Os seis sobreviventes têm a mesma sensação física - esgotamento. Cada um encostado em seu canto, dormem com o chacoalhar do trem como se tudo tivesse sido um sonho ruim. Menos Maia.

De uma das portas escancaradas, ela vê a cidade se afastando. Tenta deixar com ela as lembranças tristes. Assim que adentram a floresta, encobertos pelas árvores, a garota se levanta e ruma em direção à Eduardo, que habilmente manuseia os comandos do painel.

Parada da porta, ela observa Lídia dormindo. O garoto Miguel ao seu lado. Ela repara em como a menina é bonita. Deve ter a idade semelhante a dela, talvez mais velha. 

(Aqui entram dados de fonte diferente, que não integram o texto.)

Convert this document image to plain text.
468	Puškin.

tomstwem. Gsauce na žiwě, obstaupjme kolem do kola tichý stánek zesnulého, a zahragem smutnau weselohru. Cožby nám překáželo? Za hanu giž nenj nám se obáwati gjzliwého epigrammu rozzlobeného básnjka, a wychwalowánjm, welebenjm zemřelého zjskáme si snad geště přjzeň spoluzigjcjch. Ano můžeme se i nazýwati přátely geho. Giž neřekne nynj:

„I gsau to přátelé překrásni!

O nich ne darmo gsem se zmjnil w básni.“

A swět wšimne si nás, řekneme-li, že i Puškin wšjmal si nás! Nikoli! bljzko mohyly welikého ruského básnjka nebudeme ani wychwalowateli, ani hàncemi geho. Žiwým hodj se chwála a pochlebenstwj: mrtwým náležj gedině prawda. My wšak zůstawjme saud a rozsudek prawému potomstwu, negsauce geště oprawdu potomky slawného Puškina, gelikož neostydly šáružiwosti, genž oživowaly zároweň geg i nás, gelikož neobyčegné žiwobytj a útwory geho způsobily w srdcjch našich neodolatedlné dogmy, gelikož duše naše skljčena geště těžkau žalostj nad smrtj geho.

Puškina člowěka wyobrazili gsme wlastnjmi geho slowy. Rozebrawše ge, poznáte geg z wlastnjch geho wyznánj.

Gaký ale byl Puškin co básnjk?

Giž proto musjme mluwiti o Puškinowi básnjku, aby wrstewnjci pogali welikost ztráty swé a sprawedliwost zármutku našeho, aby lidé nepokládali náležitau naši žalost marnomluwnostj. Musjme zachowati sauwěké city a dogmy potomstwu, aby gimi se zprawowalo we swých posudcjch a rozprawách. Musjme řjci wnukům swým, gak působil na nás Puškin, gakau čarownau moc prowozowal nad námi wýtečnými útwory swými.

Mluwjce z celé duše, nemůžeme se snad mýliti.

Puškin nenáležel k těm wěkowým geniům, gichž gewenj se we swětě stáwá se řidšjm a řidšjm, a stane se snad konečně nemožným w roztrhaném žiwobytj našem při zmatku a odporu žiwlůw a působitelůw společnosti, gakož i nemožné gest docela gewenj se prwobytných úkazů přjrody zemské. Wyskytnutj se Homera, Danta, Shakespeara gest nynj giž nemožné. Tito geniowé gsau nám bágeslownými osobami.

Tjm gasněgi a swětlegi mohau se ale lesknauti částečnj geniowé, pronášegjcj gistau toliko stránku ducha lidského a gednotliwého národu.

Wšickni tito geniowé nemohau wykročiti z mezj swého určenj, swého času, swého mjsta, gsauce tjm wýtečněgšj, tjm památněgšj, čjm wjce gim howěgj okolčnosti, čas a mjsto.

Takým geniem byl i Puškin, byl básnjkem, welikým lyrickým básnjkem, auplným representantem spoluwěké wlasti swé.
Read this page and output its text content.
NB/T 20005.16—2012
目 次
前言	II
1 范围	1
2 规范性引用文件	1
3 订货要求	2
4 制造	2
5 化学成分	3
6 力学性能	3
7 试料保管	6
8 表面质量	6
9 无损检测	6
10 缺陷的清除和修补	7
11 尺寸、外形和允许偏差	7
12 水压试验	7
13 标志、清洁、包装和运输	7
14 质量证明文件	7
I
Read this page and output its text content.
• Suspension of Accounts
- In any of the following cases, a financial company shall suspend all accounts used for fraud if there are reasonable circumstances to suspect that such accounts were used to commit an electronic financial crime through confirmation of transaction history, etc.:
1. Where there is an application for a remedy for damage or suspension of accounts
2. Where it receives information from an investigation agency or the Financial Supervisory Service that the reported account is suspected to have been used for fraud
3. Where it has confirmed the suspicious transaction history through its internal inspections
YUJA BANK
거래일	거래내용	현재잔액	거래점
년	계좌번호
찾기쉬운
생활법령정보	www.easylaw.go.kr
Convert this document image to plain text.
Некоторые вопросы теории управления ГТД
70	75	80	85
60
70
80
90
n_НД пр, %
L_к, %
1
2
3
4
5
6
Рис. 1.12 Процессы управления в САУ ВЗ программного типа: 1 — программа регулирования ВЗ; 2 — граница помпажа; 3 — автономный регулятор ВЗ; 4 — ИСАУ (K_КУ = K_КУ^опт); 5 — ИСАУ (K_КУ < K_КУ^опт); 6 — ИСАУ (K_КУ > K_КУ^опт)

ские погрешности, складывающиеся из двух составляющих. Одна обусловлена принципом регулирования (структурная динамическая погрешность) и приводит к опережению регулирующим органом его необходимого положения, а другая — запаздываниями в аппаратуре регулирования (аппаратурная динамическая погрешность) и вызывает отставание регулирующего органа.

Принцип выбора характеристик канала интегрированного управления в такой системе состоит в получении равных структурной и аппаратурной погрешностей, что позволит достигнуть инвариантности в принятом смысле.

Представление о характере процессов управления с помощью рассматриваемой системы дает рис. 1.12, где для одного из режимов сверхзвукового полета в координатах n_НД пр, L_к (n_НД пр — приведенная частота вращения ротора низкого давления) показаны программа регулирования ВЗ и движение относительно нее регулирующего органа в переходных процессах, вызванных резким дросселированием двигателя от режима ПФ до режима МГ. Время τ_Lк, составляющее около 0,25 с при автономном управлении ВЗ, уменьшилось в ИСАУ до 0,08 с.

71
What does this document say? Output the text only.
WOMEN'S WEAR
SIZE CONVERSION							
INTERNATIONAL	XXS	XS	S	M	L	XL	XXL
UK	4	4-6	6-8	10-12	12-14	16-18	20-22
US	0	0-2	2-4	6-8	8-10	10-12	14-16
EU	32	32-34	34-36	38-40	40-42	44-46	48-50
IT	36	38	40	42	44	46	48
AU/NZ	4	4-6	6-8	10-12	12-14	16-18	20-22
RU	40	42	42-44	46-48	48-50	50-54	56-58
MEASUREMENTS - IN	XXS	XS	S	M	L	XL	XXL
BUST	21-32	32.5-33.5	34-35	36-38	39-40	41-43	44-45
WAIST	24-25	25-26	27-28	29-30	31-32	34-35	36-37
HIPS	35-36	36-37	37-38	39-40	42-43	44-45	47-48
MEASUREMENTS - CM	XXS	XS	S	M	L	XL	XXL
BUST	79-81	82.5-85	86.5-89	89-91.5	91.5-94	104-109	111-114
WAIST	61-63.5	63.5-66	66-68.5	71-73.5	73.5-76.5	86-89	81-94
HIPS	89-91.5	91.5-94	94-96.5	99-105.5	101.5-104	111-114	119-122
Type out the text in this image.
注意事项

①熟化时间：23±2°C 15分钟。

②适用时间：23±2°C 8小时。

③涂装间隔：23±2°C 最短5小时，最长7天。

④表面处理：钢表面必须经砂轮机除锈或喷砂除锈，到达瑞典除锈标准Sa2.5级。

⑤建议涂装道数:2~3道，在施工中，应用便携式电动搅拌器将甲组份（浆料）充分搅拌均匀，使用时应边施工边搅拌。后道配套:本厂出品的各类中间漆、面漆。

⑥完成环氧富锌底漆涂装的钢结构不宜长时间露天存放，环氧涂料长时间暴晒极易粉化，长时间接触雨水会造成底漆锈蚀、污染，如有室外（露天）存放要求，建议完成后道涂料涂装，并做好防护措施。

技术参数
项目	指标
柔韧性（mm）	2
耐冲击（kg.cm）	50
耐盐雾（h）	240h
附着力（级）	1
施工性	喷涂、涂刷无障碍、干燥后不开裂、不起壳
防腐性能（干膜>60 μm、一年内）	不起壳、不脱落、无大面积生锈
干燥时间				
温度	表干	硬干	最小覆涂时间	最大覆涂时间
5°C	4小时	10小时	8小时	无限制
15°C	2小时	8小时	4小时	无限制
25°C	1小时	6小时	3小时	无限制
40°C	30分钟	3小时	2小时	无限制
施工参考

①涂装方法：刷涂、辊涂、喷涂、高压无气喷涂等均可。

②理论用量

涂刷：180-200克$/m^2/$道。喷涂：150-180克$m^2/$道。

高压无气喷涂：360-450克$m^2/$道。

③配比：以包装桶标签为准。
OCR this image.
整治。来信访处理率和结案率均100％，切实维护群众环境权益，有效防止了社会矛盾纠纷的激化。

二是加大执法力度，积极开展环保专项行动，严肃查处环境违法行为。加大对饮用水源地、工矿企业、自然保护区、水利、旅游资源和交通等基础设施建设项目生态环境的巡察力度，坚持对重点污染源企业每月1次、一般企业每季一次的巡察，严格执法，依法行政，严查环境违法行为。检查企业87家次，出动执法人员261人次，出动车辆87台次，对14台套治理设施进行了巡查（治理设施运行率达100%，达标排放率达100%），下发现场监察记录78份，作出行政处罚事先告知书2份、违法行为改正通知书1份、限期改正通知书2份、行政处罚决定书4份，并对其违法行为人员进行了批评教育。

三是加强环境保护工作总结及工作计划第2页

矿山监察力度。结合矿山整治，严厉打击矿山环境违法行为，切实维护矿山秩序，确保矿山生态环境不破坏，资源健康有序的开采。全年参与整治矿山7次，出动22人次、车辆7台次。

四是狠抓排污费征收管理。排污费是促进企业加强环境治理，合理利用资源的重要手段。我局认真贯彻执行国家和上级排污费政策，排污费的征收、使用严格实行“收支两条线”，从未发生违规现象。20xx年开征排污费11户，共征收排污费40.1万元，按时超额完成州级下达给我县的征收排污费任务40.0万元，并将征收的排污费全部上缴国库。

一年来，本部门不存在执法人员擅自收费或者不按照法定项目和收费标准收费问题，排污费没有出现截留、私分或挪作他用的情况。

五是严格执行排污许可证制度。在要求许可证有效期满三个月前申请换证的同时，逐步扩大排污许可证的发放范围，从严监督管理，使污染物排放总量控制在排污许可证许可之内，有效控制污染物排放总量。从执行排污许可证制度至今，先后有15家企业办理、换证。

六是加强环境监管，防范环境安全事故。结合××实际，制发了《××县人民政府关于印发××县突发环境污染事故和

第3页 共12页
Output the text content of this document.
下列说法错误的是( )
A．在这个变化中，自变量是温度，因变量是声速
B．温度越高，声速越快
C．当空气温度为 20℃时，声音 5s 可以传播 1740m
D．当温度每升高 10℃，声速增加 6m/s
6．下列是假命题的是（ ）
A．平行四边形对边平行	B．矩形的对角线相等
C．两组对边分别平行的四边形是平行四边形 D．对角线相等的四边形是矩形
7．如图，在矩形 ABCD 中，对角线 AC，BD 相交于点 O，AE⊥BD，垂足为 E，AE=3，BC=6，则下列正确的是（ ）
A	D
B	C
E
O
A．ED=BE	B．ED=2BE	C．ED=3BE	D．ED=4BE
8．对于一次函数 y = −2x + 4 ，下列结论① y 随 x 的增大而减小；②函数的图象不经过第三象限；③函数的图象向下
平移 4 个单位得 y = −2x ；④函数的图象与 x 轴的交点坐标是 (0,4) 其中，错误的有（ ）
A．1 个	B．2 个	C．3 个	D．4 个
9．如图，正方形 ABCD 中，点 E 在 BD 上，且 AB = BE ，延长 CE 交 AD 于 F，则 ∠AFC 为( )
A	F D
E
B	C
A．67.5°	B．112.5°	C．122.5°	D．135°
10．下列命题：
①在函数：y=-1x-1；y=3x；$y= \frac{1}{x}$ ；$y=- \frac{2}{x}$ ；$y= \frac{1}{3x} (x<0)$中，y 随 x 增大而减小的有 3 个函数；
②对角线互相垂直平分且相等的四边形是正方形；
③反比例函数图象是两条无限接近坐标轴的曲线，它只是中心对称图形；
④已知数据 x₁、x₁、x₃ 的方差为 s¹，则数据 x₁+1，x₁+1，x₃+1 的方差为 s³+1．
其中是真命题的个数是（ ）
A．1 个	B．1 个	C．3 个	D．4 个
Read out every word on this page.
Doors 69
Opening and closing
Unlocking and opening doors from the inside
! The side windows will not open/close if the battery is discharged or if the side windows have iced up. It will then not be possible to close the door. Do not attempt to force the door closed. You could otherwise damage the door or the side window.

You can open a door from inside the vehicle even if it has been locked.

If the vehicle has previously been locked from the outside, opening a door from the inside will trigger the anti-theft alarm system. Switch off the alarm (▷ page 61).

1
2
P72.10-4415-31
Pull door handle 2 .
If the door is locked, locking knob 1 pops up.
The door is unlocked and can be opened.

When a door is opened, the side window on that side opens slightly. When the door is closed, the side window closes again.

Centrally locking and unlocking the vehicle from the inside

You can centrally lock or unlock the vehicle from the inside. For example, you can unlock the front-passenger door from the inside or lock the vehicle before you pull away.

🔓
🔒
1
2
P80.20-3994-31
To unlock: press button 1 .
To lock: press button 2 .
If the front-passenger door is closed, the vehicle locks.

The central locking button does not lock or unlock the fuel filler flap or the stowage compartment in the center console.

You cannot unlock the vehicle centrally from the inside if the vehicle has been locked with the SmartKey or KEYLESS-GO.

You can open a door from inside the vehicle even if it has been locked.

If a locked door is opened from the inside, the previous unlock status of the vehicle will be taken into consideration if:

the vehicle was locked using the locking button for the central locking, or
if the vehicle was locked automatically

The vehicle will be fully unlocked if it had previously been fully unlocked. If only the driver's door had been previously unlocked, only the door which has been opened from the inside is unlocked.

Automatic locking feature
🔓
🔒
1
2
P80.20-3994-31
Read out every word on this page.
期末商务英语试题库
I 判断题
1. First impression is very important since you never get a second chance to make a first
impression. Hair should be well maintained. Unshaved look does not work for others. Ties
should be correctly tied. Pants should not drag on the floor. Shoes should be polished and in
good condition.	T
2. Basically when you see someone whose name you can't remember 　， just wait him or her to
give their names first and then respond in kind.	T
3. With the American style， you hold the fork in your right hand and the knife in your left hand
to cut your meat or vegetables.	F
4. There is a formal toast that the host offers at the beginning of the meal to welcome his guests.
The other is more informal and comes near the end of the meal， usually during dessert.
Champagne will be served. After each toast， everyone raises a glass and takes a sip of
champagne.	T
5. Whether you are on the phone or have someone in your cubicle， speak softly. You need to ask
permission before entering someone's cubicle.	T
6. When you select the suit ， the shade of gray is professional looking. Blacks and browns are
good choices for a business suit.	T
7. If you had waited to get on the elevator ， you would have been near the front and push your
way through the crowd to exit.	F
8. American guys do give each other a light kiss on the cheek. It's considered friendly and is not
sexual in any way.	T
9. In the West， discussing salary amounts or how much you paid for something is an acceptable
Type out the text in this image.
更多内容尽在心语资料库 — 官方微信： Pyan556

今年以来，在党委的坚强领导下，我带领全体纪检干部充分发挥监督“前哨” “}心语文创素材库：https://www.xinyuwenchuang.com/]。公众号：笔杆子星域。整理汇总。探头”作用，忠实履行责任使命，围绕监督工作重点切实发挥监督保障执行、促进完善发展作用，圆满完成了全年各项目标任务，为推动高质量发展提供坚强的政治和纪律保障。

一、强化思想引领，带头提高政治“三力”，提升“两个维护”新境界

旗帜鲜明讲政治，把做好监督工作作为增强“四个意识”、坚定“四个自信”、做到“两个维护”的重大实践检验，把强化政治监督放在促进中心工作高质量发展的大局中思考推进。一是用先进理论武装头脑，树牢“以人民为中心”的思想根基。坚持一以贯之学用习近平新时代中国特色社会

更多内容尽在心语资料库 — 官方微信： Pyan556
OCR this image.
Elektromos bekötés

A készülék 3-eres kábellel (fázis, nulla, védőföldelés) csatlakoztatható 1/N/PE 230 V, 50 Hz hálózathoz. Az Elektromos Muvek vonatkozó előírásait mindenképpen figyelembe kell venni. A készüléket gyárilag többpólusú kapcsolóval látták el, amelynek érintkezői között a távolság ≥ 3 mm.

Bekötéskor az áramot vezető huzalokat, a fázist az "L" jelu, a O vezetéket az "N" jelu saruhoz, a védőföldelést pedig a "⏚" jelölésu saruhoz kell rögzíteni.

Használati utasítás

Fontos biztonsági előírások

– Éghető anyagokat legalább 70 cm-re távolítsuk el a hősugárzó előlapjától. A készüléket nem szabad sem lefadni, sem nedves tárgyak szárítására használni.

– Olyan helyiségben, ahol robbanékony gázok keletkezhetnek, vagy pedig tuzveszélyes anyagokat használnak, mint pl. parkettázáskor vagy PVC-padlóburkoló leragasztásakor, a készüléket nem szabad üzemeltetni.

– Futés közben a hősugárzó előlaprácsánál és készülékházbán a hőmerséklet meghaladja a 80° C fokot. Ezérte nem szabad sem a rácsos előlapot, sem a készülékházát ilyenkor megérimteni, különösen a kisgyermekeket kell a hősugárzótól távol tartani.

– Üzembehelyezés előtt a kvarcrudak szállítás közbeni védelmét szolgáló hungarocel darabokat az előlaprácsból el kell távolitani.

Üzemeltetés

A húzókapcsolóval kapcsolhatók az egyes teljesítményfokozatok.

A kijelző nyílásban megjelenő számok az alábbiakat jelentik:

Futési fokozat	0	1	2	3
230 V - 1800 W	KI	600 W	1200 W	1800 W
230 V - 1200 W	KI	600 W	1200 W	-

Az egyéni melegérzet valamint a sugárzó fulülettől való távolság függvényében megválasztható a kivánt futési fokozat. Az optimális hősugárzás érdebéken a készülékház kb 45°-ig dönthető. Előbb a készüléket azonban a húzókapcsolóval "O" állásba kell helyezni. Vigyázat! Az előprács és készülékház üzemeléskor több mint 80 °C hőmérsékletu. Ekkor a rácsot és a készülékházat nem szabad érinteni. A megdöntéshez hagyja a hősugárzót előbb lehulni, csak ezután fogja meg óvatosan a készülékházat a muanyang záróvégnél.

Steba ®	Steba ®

Eduardo percebe estar sendo observado.

— Tudo certo? - Ele pergunta, um sorriso jovial no rosto, como alguém que acabara de driblar a morte.

— Tenho perguntas. - Ela diz.

— E não temos todos? - Ele volta a encarar os trilhos. - Sente-se aí, garota. Ainda não sei seu nome.

—É Maia. - Ela senta-se no piso ao seu lado.

— Bonito nome. 

Maia força um sorriso.

— Ok, Maia, o que tirou seu sono?

Ela respira fundo, pensando em que assunto tocar primeiro, apesar de ser bem óbvio.

— Como… como caralhos estamos andando em um trem?

Eduardo solta uma gargalhada.

— Fico feliz que tenha perguntado.

 

— Há exatos vinte anos da minha vida eu fui maquinista de trem. Já fui pra tudo o quanto é lugar.

— Ok, isso explica você saber andar com um trem, mas…

— Mas eu também dei muita sorte de ter o Gael na minha equipe.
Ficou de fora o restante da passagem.